L'amiral Lütjens, que Raeder avait mis à la tête de cette force, conseilla vigoureusement d'abandonner le projet, ou du moins d'en retarder l'exécution jusqu'à ce que les bateaux de Brest fussent de nouveau prêts à prendre la mer. Mais Raeder maintint ses ordres : il était trop tard pour reporter cette opération qui lui tenait à coeur. Le grand-amiral savait que Hitler se proposait d'attaquer la Russie en juin et craignait que des opérations navales de grande envergure n'eussent plus la priorité après le déclenche ment de la guerre contre l'U.R.S.S. Il décida donc de réaliser le plan Rheinübung, dès que les deux navires disponibles seraient prêts. Il persuada Hitler d'aller à Gdynia et de haranguer les deux équipages à la veille de leur appareillage.
Le 18 mai, le Bismarck et le Prinz Eugen quittèrent Gdynia après la tombée du jour; on avait dégagé la Baltique de tout navire marchand pour leur passage. Ils franchirent les Belts à la nuit et, à l'aube du 20, naviguaient dans le Skagerrak. Là, le premier coup du sort les attendait. Au cours d'une sortie d'exercices en mer, le croiseur suédois Gotland les aperçut et Lütjens fut certain que les Anglais seraient sous peu avertis de son appareillage.
Raid aérien anglais sur Bergen
A 9 heures, le 21 mai 1941, après avoir remonté les côtes de Norvège, les deux navires jetèrent l'ancre dans le fjord de Kors, près de Bergen. Le Prinz Eugen y fit le plein de mazout, mais le Bismarck, qui naviguait avec 9 000 tonnes dans ses soutes, disposait de réserves suffisantes. Les deux équipages achevèrent de peindre le camouflage sur leurs coques, puis, à la brune, ils s'échappèrent vers le nord. A peine venaient-ils de prendre la mer qu'ils aperçurent les fusées éclairantes et les explosions des bombes d'un raid aérien britannique ayant pour objectif le port. Ce coup de chance persuada Lütjens qu'il avait faussé compagnie aux Anglais.

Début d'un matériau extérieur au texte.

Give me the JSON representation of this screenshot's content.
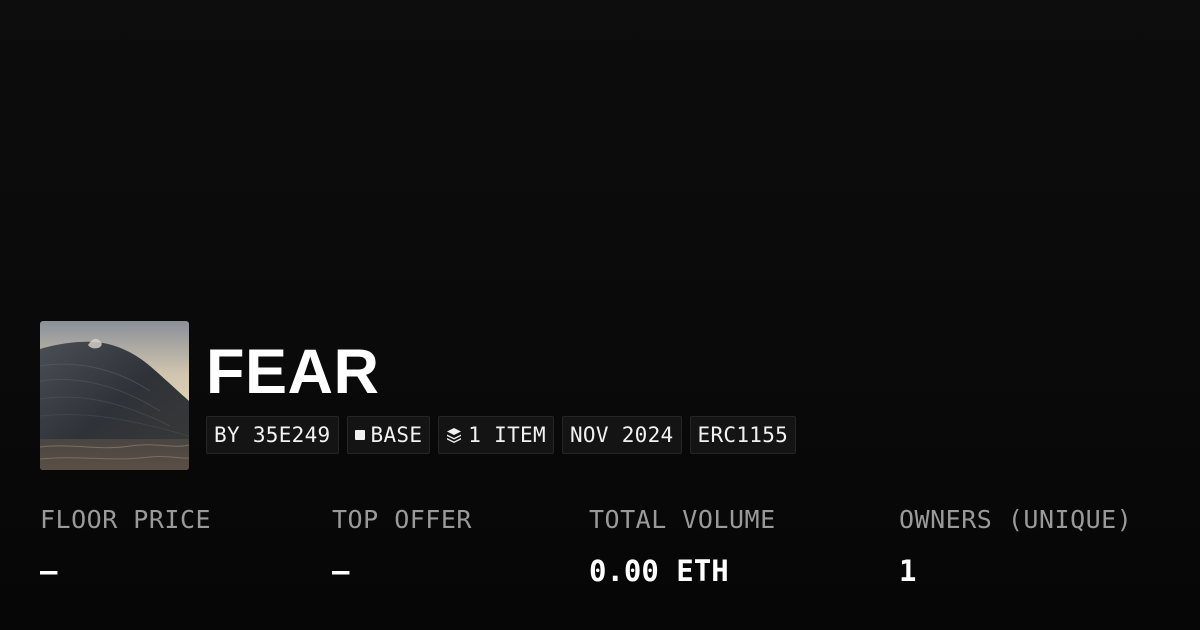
{
  "collection": {
    "title": "FEAR",
    "badges": {
      "creator": "BY 35E249",
      "chain": "BASE",
      "items": "1 ITEM",
      "date": "NOV 2024",
      "standard": "ERC1155"
    }
  },
  "stats": [
    {
      "label": "FLOOR PRICE",
      "value": "—"
    },
    {
      "label": "TOP OFFER",
      "value": "—"
    },
    {
      "label": "TOTAL VOLUME",
      "value": "0.00 ETH"
    },
    {
      "label": "OWNERS (UNIQUE)",
      "value": "1"
    }
  ],
  "icons": {
    "chain": "square-icon",
    "items": "layers-icon"
  },
  "colors": {
    "background": "#0a0a0a",
    "badge_bg": "#141414",
    "label": "#9a9a9a",
    "text": "#ffffff"
  }
}
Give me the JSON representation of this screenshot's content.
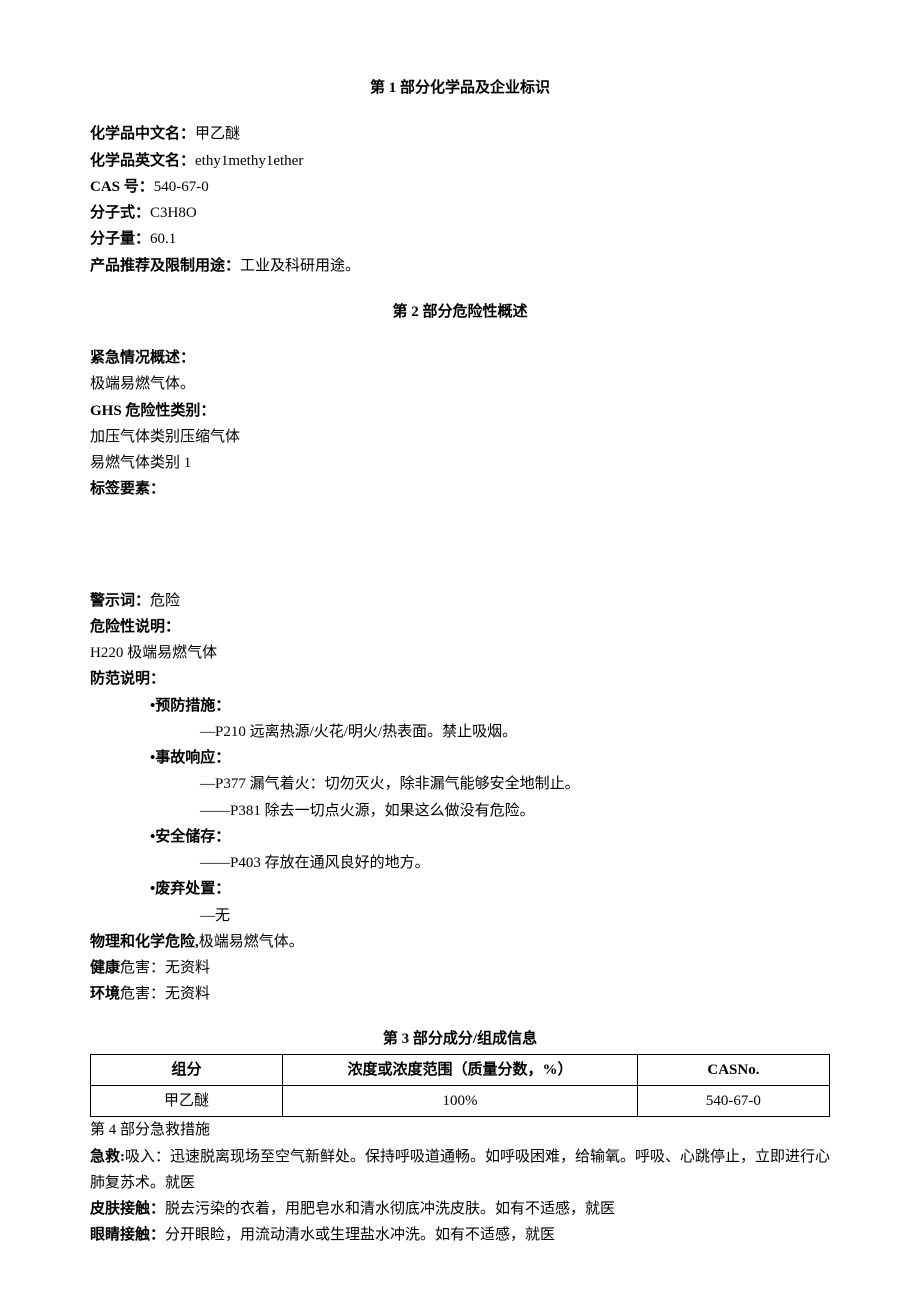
{
  "section1": {
    "title": "第 1 部分化学品及企业标识",
    "name_cn_label": "化学品中文名：",
    "name_cn": "甲乙醚",
    "name_en_label": "化学品英文名：",
    "name_en": "ethy1methy1ether",
    "cas_label": "CAS 号：",
    "cas": "540-67-0",
    "formula_label": "分子式：",
    "formula": "C3H8O",
    "mw_label": "分子量：",
    "mw": "60.1",
    "use_label": "产品推荐及限制用途：",
    "use": "工业及科研用途。"
  },
  "section2": {
    "title": "第 2 部分危险性概述",
    "emergency_label": "紧急情况概述：",
    "emergency": "极端易燃气体。",
    "ghs_label": "GHS 危险性类别：",
    "ghs1": "加压气体类别压缩气体",
    "ghs2": "易燃气体类别 1",
    "label_elements": "标签要素：",
    "signal_label": "警示词：",
    "signal": "危险",
    "hazard_label": "危险性说明：",
    "h220": "H220 极端易燃气体",
    "precaution_label": "防范说明：",
    "prevent_label": "•预防措施：",
    "p210": "—P210 远离热源/火花/明火/热表面。禁止吸烟。",
    "response_label": "•事故响应：",
    "p377": "—P377 漏气着火：切勿灭火，除非漏气能够安全地制止。",
    "p381": "——P381 除去一切点火源，如果这么做没有危险。",
    "storage_label": "•安全储存：",
    "p403": "——P403 存放在通风良好的地方。",
    "disposal_label": "•废弃处置：",
    "disposal": "—无",
    "phys_label": "物理和化学危险,",
    "phys": "极端易燃气体。",
    "health_label": "健康",
    "health": "危害：无资料",
    "env_label": "环境",
    "env": "危害：无资料"
  },
  "section3": {
    "title": "第 3 部分成分/组成信息",
    "th1": "组分",
    "th2": "浓度或浓度范围（质量分数，%）",
    "th3": "CASNo.",
    "td1": "甲乙醚",
    "td2": "100%",
    "td3": "540-67-0"
  },
  "section4": {
    "title": "第 4 部分急救措施",
    "inhale_label": "急救:",
    "inhale": "吸入：迅速脱离现场至空气新鲜处。保持呼吸道通畅。如呼吸困难，给输氧。呼吸、心跳停止，立即进行心肺复苏术。就医",
    "skin_label": "皮肤接触：",
    "skin": "脱去污染的衣着，用肥皂水和清水彻底冲洗皮肤。如有不适感，就医",
    "eye_label": "眼睛接触：",
    "eye": "分开眼睑，用流动清水或生理盐水冲洗。如有不适感，就医"
  }
}
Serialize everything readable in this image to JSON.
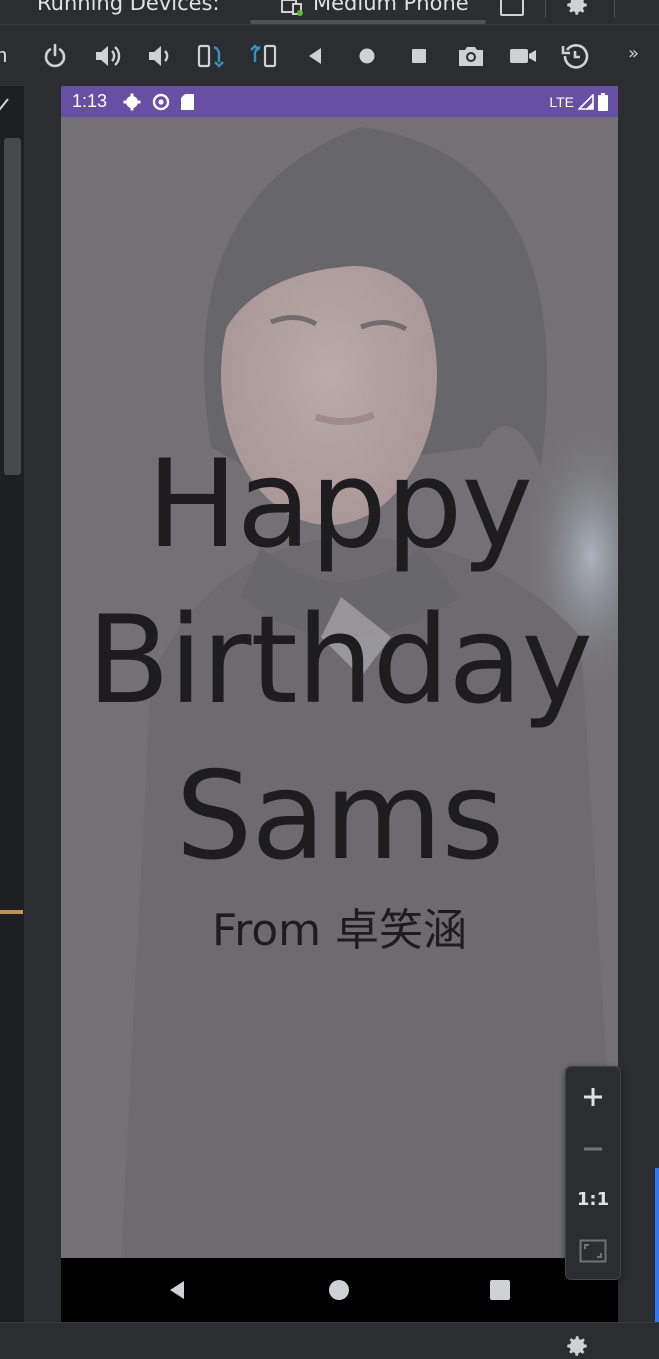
{
  "tabs": {
    "running_devices": "Running Devices:",
    "device": "Medium Phone"
  },
  "toolbar": {
    "left_fragment": "n",
    "more": "»",
    "icons": [
      "power-icon",
      "volume-up-icon",
      "volume-down-icon",
      "rotate-left-icon",
      "rotate-right-icon",
      "back-icon",
      "home-icon",
      "overview-icon",
      "camera-icon",
      "video-icon",
      "reset-icon"
    ]
  },
  "statusbar": {
    "time": "1:13",
    "network": "LTE",
    "color": "#6750a4"
  },
  "app": {
    "greeting": "Happy Birthday Sams",
    "signature": "From 卓笑涵"
  },
  "zoom": {
    "one_to_one": "1:1"
  },
  "colors": {
    "ide_background": "#2b2d30",
    "accent_blue": "#3574f0",
    "accent_gold": "#c09553",
    "text_dark": "#1d1c1f"
  }
}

En Angleterre, une activité considérable s'était manifestée à la suite de l'information de l'attaché naval à Stockholm. Dans la matinée du 21, on procéda à une vaste reconnaissance photographique des côtes de Norvège. Un des avions, survolant les environs de Bergen, rapporta qu'il venait de découvrir deux croiseurs de la classe du Hipper. A l'examen des photos prises, les spécialistes de l'Amirauté identifièrent le Bismarck et le Prinz Eugen. La flotte fut alertée sur-le-champ.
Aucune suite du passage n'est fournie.